Becoming the Fifth Estate

Inner Hall in Blue

The following is draft material for my next book, Welcome to the Fifth Estate (the follow up to Now Is Gone, which is almost out of print). Comments may be used in the final edition. You can download the first drafted chapter of the new edition — Welcome to the Fifth Estate — for free.

In the past, media relations operations in organizations took a top down messaging approach towards communications. Only assigned spokespeople could talk to the media or in public on behalf of a company or nonprofit. Advertising and other forms of public outreach were the domain of the communications staff.

Now, online social networks create a world exists where mass media approaches no longer work. These approaches increasingly fall on deaf ears. With less traditional media and more disparate sources, stakeholders increasingly resist the usual corporate communications efforts. As Greg Verdino has so well stated in his new book MicroMarketing, it’s an era of micromedia, which in turn requires micromarketing.

Many, many organizations have tried to engage in social media over the past five years with mixed to poor results. Invariably, the inability to embrace conversational marketing necessary for social success roots itself in cultural processes from the past.

Industrial era structures and their departments with almost absolute domain over their subject areas cripple online efforts. Consider legal and executive approvals, command and control methods towards communications, IT department controls over Internet usage and software. By the time, an organization offers an approved communication with its stakeholders (if it even gets out of the enterprise), the effort offers little relevance or conversation that interests Fifth Estate members.

To be effective, an organization has to transform its culture to nimbly participate in social media communities. It has to undergo several changes, the first of which is to change its approach towards communicating. A top down messaging approach does not work.

Instead, an organization needs to become a community member, literally a part of the Fifth Estate. It may be tough for executives and communicators to swallow this concept. But in reality, while an organization may seem like it doesn’t need to take this step to be successful, the Fifth Estate already exists within its walls! As the Air Force so aptly puts it, every Airman Is a Communicator. The sooner companies and nonprofits embrace social, not just as a communications tool, but as a factual reality that permeates its very culture.

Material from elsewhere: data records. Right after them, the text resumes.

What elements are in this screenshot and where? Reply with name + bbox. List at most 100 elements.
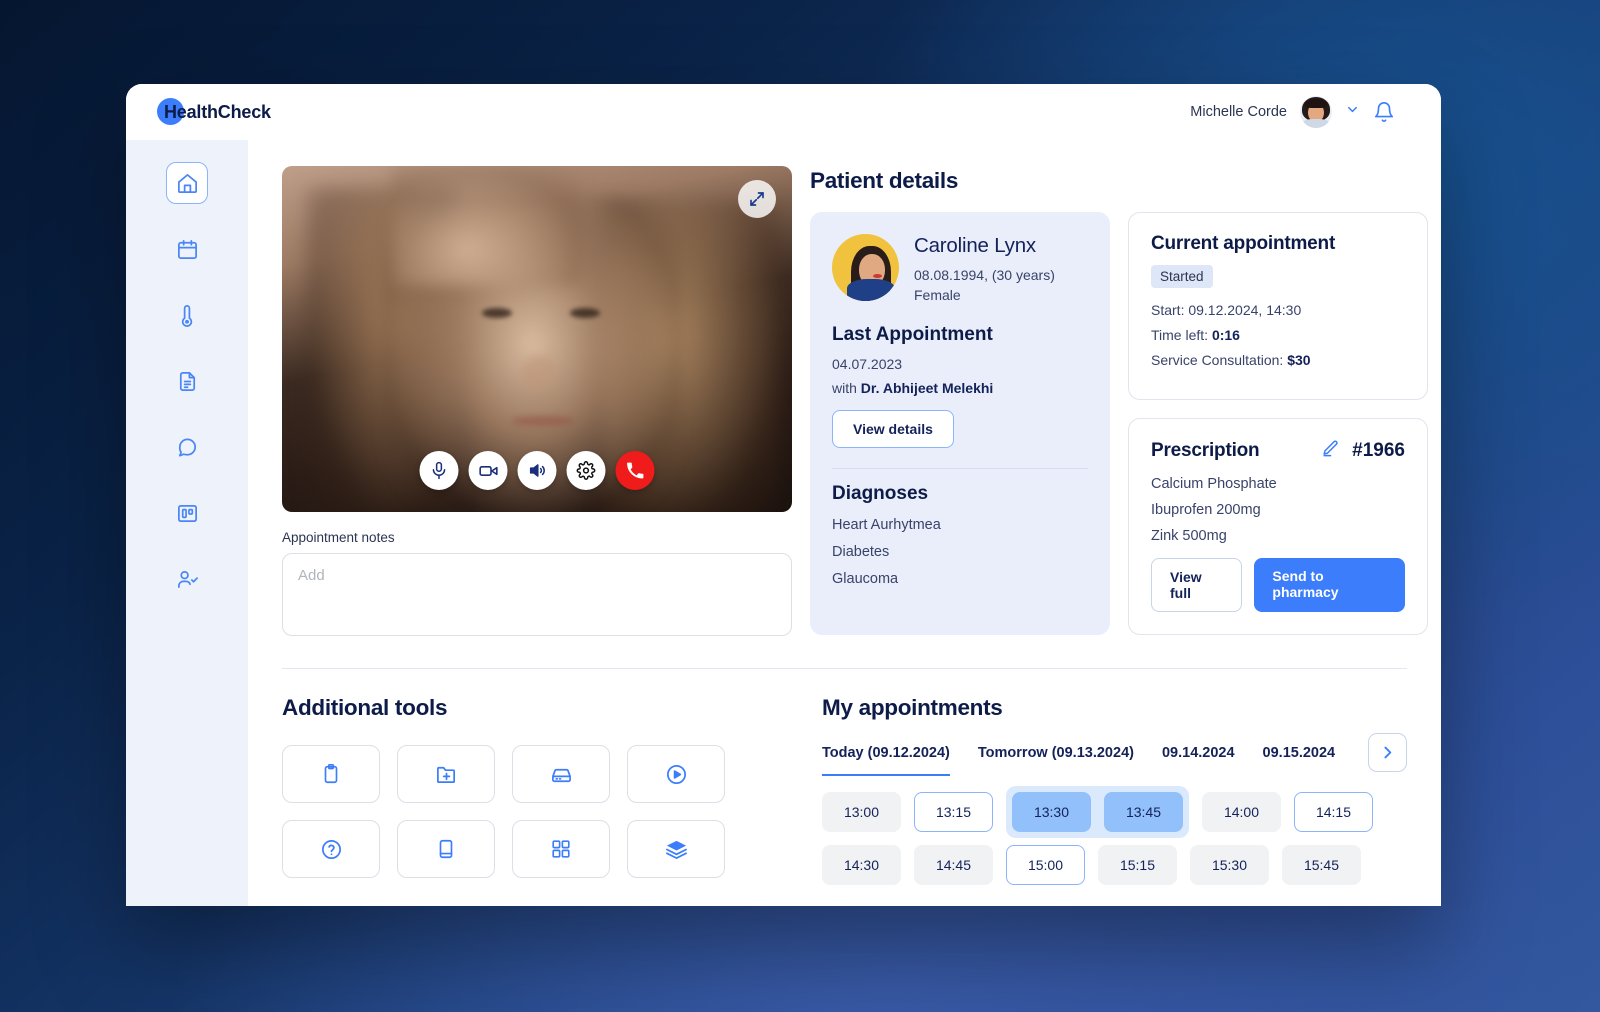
time-slot[interactable]: 13:00	[822, 792, 901, 832]
expand-icon[interactable]	[738, 180, 776, 218]
page-title: Patient details	[810, 168, 959, 193]
appointment-date-tabs: Today (09.12.2024) Tomorrow (09.13.2024)…	[822, 733, 1407, 776]
speaker-icon[interactable]	[517, 451, 557, 490]
prescription-item: Ibuprofen 200mg	[1151, 502, 1261, 518]
video-column: Appointment notes Add	[282, 166, 792, 636]
prescription-card: Prescription #1966 Calcium Phosphate Ibu…	[1128, 418, 1428, 635]
service-price: $30	[1287, 352, 1311, 368]
sidebar	[126, 140, 248, 906]
prescription-actions: View full Send to pharmacy	[1151, 558, 1405, 612]
patient-card: Caroline Lynx 08.08.1994, (30 years) Fem…	[810, 212, 1110, 635]
appointment-service: Service Consultation: $30	[1151, 352, 1311, 368]
time-slot-rows: 13:00 13:15 13:30 13:45 14:00 14:15 14:3…	[822, 786, 1407, 885]
layers-icon[interactable]	[627, 820, 725, 878]
time-slot[interactable]: 15:45	[1282, 845, 1361, 885]
details-cards: Caroline Lynx 08.08.1994, (30 years) Fem…	[810, 212, 1428, 635]
time-slot[interactable]: 14:00	[1202, 792, 1281, 832]
time-left-value: 0:16	[1211, 327, 1240, 343]
tab-today[interactable]: Today (09.12.2024)	[822, 745, 950, 776]
time-slot[interactable]: 15:15	[1098, 845, 1177, 885]
user-name: Michelle Corde	[1190, 104, 1287, 120]
diagnoses-title: Diagnoses	[832, 482, 929, 504]
bottom-section: Additional tools My appointments Today (…	[282, 669, 1407, 898]
divider	[832, 467, 1088, 469]
pencil-icon[interactable]	[1321, 439, 1340, 463]
time-slot[interactable]: 15:00	[1006, 845, 1085, 885]
prescription-number: #1966	[1352, 440, 1405, 461]
time-slot[interactable]: 15:30	[1190, 845, 1269, 885]
my-appointments-title: My appointments	[822, 695, 1003, 720]
my-appointments: My appointments Today (09.12.2024) Tomor…	[822, 695, 1407, 898]
top-section: Appointment notes Add Patient details Ca…	[282, 166, 1428, 636]
tab-tomorrow[interactable]: Tomorrow (09.13.2024)	[978, 745, 1134, 776]
video-call-feed[interactable]	[282, 166, 792, 512]
bell-icon[interactable]	[1373, 101, 1395, 123]
tab-date-4[interactable]: 09.15.2024	[1263, 745, 1336, 776]
with-prefix: with	[832, 379, 861, 396]
call-controls	[419, 451, 655, 490]
diagnosis-item: Heart Aurhytmea	[832, 516, 941, 533]
main-content: Appointment notes Add Patient details Ca…	[248, 140, 1441, 906]
time-slot[interactable]: 14:45	[914, 845, 993, 885]
question-circle-icon[interactable]	[282, 820, 380, 878]
sidebar-item-thermometer[interactable]	[166, 294, 208, 336]
avatar[interactable]	[1300, 96, 1332, 128]
prescription-title: Prescription	[1151, 440, 1260, 461]
microphone-icon[interactable]	[419, 451, 459, 490]
book-icon[interactable]	[397, 820, 495, 878]
time-slot[interactable]: 14:30	[822, 845, 901, 885]
time-slot[interactable]: 13:45	[1104, 792, 1183, 832]
appointment-notes-input[interactable]: Add	[282, 553, 792, 636]
camera-icon[interactable]	[468, 451, 508, 490]
patient-info: Caroline Lynx 08.08.1994, (30 years) Fem…	[914, 234, 1055, 306]
clipboard-icon[interactable]	[282, 745, 380, 803]
patient-details-column: Patient details Caroline Lynx 08.08.1994…	[810, 166, 1428, 636]
last-appointment-doctor: with Dr. Abhijeet Melekhi	[832, 380, 1088, 396]
play-circle-icon[interactable]	[627, 745, 725, 803]
end-call-icon[interactable]	[615, 451, 655, 490]
app-logo[interactable]: HealthCheck	[157, 97, 271, 127]
sidebar-item-calendar[interactable]	[166, 228, 208, 270]
prescription-header: Prescription #1966	[1151, 439, 1405, 463]
time-slot-row: 14:30 14:45 15:00 15:15 15:30 15:45	[822, 845, 1407, 885]
patient-header: Caroline Lynx 08.08.1994, (30 years) Fem…	[832, 234, 1088, 306]
view-details-button[interactable]: View details	[832, 409, 954, 448]
appointment-notes-label: Appointment notes	[282, 530, 395, 545]
view-full-button[interactable]: View full	[1151, 558, 1243, 612]
prescription-header-right: #1966	[1321, 439, 1405, 463]
last-appointment-title: Last Appointment	[832, 323, 993, 345]
appointment-time-left: Time left: 0:16	[1151, 327, 1240, 343]
sidebar-item-home[interactable]	[166, 162, 208, 204]
additional-tools: Additional tools	[282, 695, 725, 898]
additional-tools-title: Additional tools	[282, 695, 448, 720]
app-window: HealthCheck Michelle Corde Appointment n…	[126, 84, 1441, 906]
last-appointment-date: 04.07.2023	[832, 355, 903, 372]
folder-plus-icon[interactable]	[397, 745, 495, 803]
sidebar-item-board[interactable]	[166, 492, 208, 534]
patient-avatar	[832, 234, 899, 301]
logo-text: HealthCheck	[164, 101, 271, 122]
selected-slot-group: 13:30 13:45	[1006, 786, 1189, 838]
prescription-item: Calcium Phosphate	[1151, 476, 1277, 492]
time-slot[interactable]: 13:30	[1012, 792, 1091, 832]
time-slot[interactable]: 13:15	[914, 792, 993, 832]
server-icon[interactable]	[512, 745, 610, 803]
chevron-right-icon[interactable]	[1368, 733, 1407, 772]
patient-dob: 08.08.1994, (30 years)	[914, 267, 1055, 283]
top-header: HealthCheck Michelle Corde	[126, 84, 1441, 140]
doctor-name: Dr. Abhijeet Melekhi	[860, 379, 994, 396]
diagnosis-item: Glaucoma	[832, 570, 899, 587]
send-to-pharmacy-button[interactable]: Send to pharmacy	[1254, 558, 1405, 612]
chevron-down-icon[interactable]	[1345, 102, 1360, 122]
time-slot[interactable]: 14:15	[1294, 792, 1373, 832]
settings-gear-icon[interactable]	[566, 451, 606, 490]
diagnosis-item: Diabetes	[832, 543, 890, 560]
patient-name: Caroline Lynx	[914, 234, 1036, 257]
sidebar-item-chat[interactable]	[166, 426, 208, 468]
sidebar-item-user-check[interactable]	[166, 558, 208, 600]
tab-date-3[interactable]: 09.14.2024	[1162, 745, 1235, 776]
side-cards: Current appointment Started Start: 09.12…	[1128, 212, 1428, 635]
current-appointment-card: Current appointment Started Start: 09.12…	[1128, 212, 1428, 400]
grid-icon[interactable]	[512, 820, 610, 878]
sidebar-item-document[interactable]	[166, 360, 208, 402]
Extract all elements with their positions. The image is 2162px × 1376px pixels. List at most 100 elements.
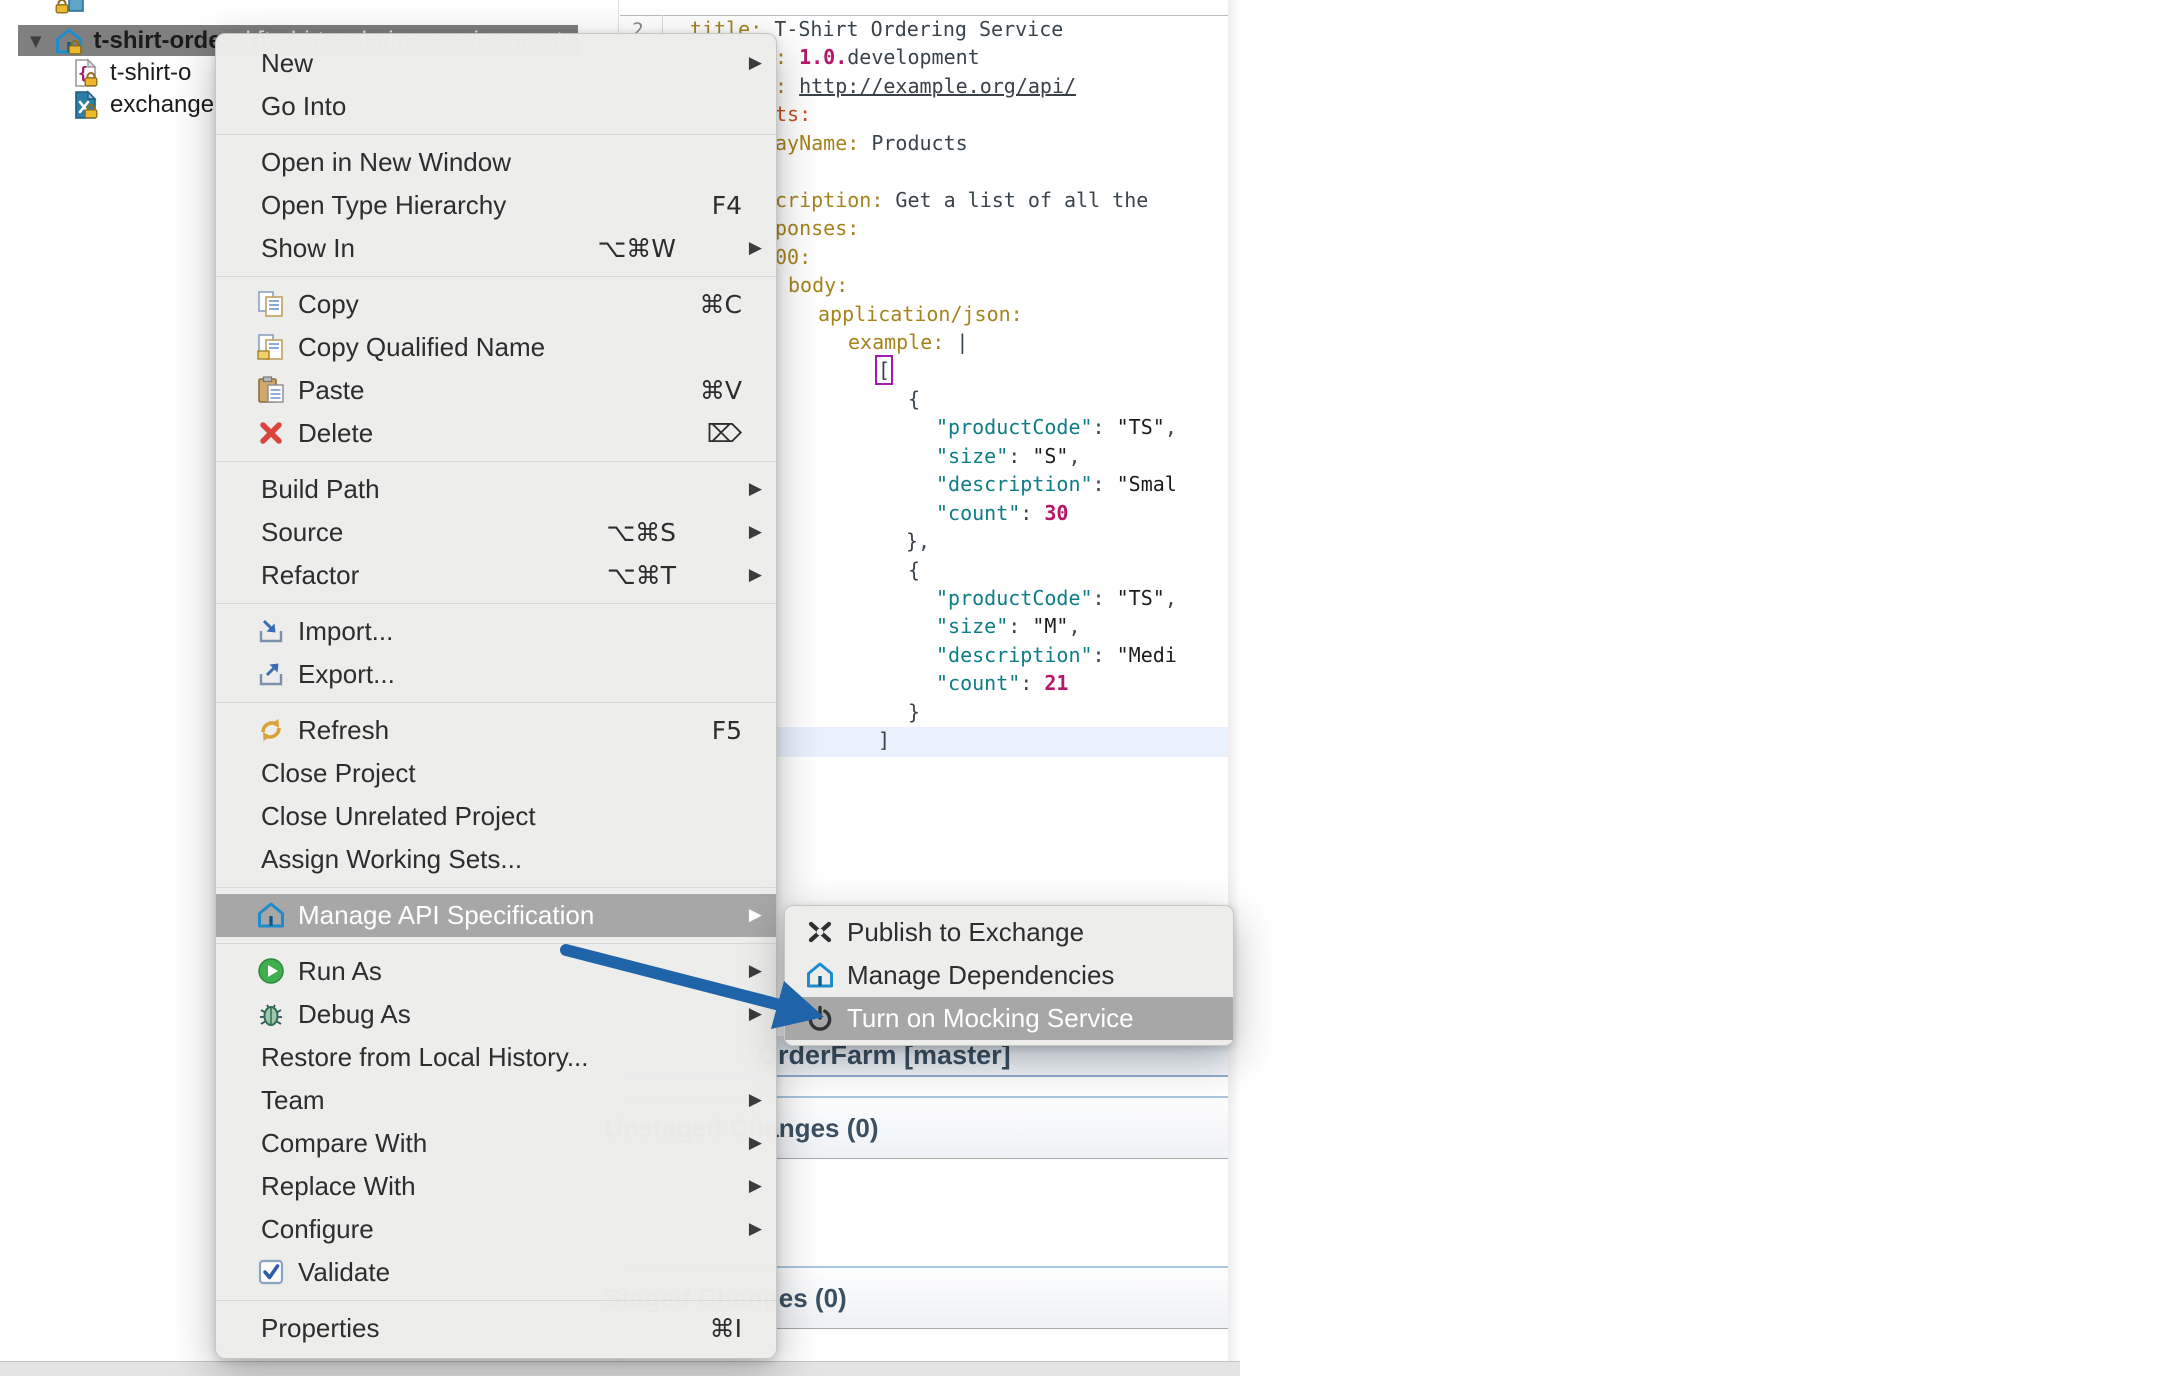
exchange-icon (805, 917, 835, 947)
run-icon (256, 956, 286, 986)
menu-item-run-as[interactable]: Run As ▶ (216, 950, 776, 993)
menu-item-import[interactable]: Import... (216, 610, 776, 653)
menu-item-label: Manage API Specification (298, 894, 594, 937)
submenu-item-manage-dependencies[interactable]: Manage Dependencies (785, 954, 1233, 997)
menu-item-properties[interactable]: Properties⌘I (216, 1307, 776, 1350)
code-line-5: ts: (775, 102, 811, 131)
code-line-24: "description": "Medi (936, 643, 1177, 672)
menu-item-label: Replace With (261, 1165, 416, 1208)
menu-item-copy[interactable]: Copy⌘C (216, 283, 776, 326)
submenu-arrow-icon: ▶ (749, 511, 762, 554)
editor-top-border (620, 15, 1228, 16)
submenu-arrow-icon: ▶ (749, 42, 762, 85)
lock-badge (69, 41, 81, 54)
submenu-arrow-icon: ▶ (749, 1079, 762, 1122)
window-right-edge (1228, 0, 1240, 1376)
menu-item-shortcut: F5 (712, 709, 742, 752)
menu-item-label: Paste (298, 369, 365, 412)
import-icon (256, 616, 286, 646)
code-line-6: ayName: Products (775, 131, 968, 160)
code-line-20: }, (906, 529, 930, 558)
menu-item-label: Refresh (298, 709, 389, 752)
menu-item-label: Import... (298, 610, 393, 653)
menu-item-shortcut: ⌘V (700, 369, 742, 412)
submenu-item-turn-on-mocking-service[interactable]: Turn on Mocking Service (785, 997, 1233, 1040)
menu-item-label: Configure (261, 1208, 374, 1251)
menu-item-label: Close Project (261, 752, 416, 795)
menu-item-source[interactable]: Source⌥⌘S▶ (216, 511, 776, 554)
code-line-25: "count": 21 (936, 671, 1068, 700)
submenu-arrow-icon: ▶ (749, 950, 762, 993)
menu-item-team[interactable]: Team▶ (216, 1079, 776, 1122)
menu-item-refresh[interactable]: Refresh F5 (216, 709, 776, 752)
code-line-3: : 1.0.development (775, 45, 980, 74)
tree-row-label: t-shirt-o (110, 59, 191, 87)
code-line-26: } (908, 700, 920, 729)
menu-item-refactor[interactable]: Refactor⌥⌘T▶ (216, 554, 776, 597)
menu-item-compare-with[interactable]: Compare With▶ (216, 1122, 776, 1165)
menu-item-manage-api-specification[interactable]: Manage API Specification ▶ (216, 894, 776, 937)
code-line-8: cription: Get a list of all the (775, 188, 1148, 217)
manage-api-specification-submenu: Publish to ExchangeManage DependenciesTu… (784, 905, 1234, 1046)
tree-row-partial (0, 0, 618, 17)
menu-item-close-project[interactable]: Close Project (216, 752, 776, 795)
menu-item-label: Build Path (261, 468, 380, 511)
menu-item-paste[interactable]: Paste ⌘V (216, 369, 776, 412)
code-line-4: : http://example.org/api/ (775, 74, 1076, 103)
validate-icon (256, 1257, 286, 1287)
power-icon (805, 1003, 835, 1033)
menu-item-label: Open in New Window (261, 141, 511, 184)
matched-bracket: [ (878, 358, 890, 382)
code-line-9: ponses: (775, 216, 859, 245)
menu-item-export[interactable]: Export... (216, 653, 776, 696)
menu-item-shortcut: ⌘C (700, 283, 742, 326)
code-line-15: { (908, 387, 920, 416)
menu-item-restore-from-local-history[interactable]: Restore from Local History... (216, 1036, 776, 1079)
code-line-10: 00: (775, 245, 811, 274)
submenu-arrow-icon: ▶ (749, 894, 762, 937)
menu-item-build-path[interactable]: Build Path ▶ (216, 468, 776, 511)
project-context-menu: New▶Go Into Open in New WindowOpen Type H… (215, 33, 777, 1359)
menu-item-shortcut: ⌦ (707, 412, 742, 455)
submenu-arrow-icon: ▶ (749, 1165, 762, 1208)
menu-item-label: Assign Working Sets... (261, 838, 522, 881)
menu-item-label: Source (261, 511, 343, 554)
menu-item-assign-working-sets[interactable]: Assign Working Sets... (216, 838, 776, 881)
menu-separator (216, 461, 776, 462)
menu-item-delete[interactable]: Delete⌦ (216, 412, 776, 455)
menu-item-open-in-new-window[interactable]: Open in New Window (216, 141, 776, 184)
menu-item-open-type-hierarchy[interactable]: Open Type HierarchyF4 (216, 184, 776, 227)
menu-item-shortcut: ⌘I (710, 1307, 742, 1350)
menu-item-label: Close Unrelated Project (261, 795, 536, 838)
menu-item-validate[interactable]: Validate (216, 1251, 776, 1294)
code-line-19: "count": 30 (936, 501, 1068, 530)
menu-item-show-in[interactable]: Show In⌥⌘W▶ (216, 227, 776, 270)
submenu-arrow-icon: ▶ (749, 993, 762, 1036)
menu-item-label: Publish to Exchange (847, 911, 1084, 954)
menu-item-new[interactable]: New▶ (216, 42, 776, 85)
expand-triangle-icon[interactable]: ▼ (30, 32, 42, 50)
menu-item-close-unrelated-project[interactable]: Close Unrelated Project (216, 795, 776, 838)
menu-item-shortcut: ⌥⌘W (597, 227, 676, 270)
menu-item-label: Restore from Local History... (261, 1036, 589, 1079)
menu-item-label: Debug As (298, 993, 411, 1036)
menu-item-configure[interactable]: Configure▶ (216, 1208, 776, 1251)
app-window: ▼t-shirt-orded [t-shirt-ordering-service… (0, 0, 2162, 1376)
code-line-14: [ (878, 358, 890, 387)
debug-icon (256, 999, 286, 1029)
code-line-27: ] (878, 728, 890, 757)
submenu-arrow-icon: ▶ (749, 1122, 762, 1165)
submenu-item-publish-to-exchange[interactable]: Publish to Exchange (785, 911, 1233, 954)
menu-item-replace-with[interactable]: Replace With ▶ (216, 1165, 776, 1208)
code-line-13: example: | (848, 330, 968, 359)
menu-item-copy-qualified-name[interactable]: Copy Qualified Name (216, 326, 776, 369)
menu-item-go-into[interactable]: Go Into (216, 85, 776, 128)
menu-item-label: Run As (298, 950, 382, 993)
submenu-arrow-icon: ▶ (749, 468, 762, 511)
menu-item-label: Refactor (261, 554, 359, 597)
code-line-21: { (908, 558, 920, 587)
code-line-22: "productCode": "TS", (936, 586, 1177, 615)
menu-item-debug-as[interactable]: Debug As ▶ (216, 993, 776, 1036)
copy-icon (256, 289, 286, 319)
menu-separator (216, 603, 776, 604)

This community-centric approach to communicating in social networks involves a commitment to having real conversations, creating social media policy across the organization so that online conversations can occur freely, and developing an embedded journalistic approach towards providing information. By building relationships with individual members of the community, and offering factual, quality and relevant information, organizations become intrinsic members of the Fifth Estate.

Get Networked!

@digiphile and @scobleizer Talk as #crisisdata Attendees Arrive

Consider how the American Red Cross (ARC) approached its effort to evolve emergency social data communications during a crisis (full disclosure: I worked on this project). Rather than issue a press release, ARC’s executive and communications team asked 150 community members to participate in a conference in person, and thousands participated virtually. It published blog posts and research to provide information in advance of the conference, and is taking community input on a wiki and through roundtables to evolve emergency responders approaches to social media requests for help.

While this effort is still in process, it’s an example of embracing and becoming a part of the Fifth Estate. ARC participates within a larger conversational ecosystem.

But to get there, ARC had to more than just have the right attitude. It has evolved its culture significantly over several years (In fact, the organization’s social media successes were featured as a case study in my last book, Now Is Gone).

My business partner Beth Kanter calls this cultural shift becoming Networked. Instead of simply launching a campaign or an initiative, turning the focus inwards and examining cultural barriers first can yield much greater success. Optimizing processes, creating policies, and allocating resources to better approach social media creates the roadmap to becoming an effective networked member of the Fifth Estate.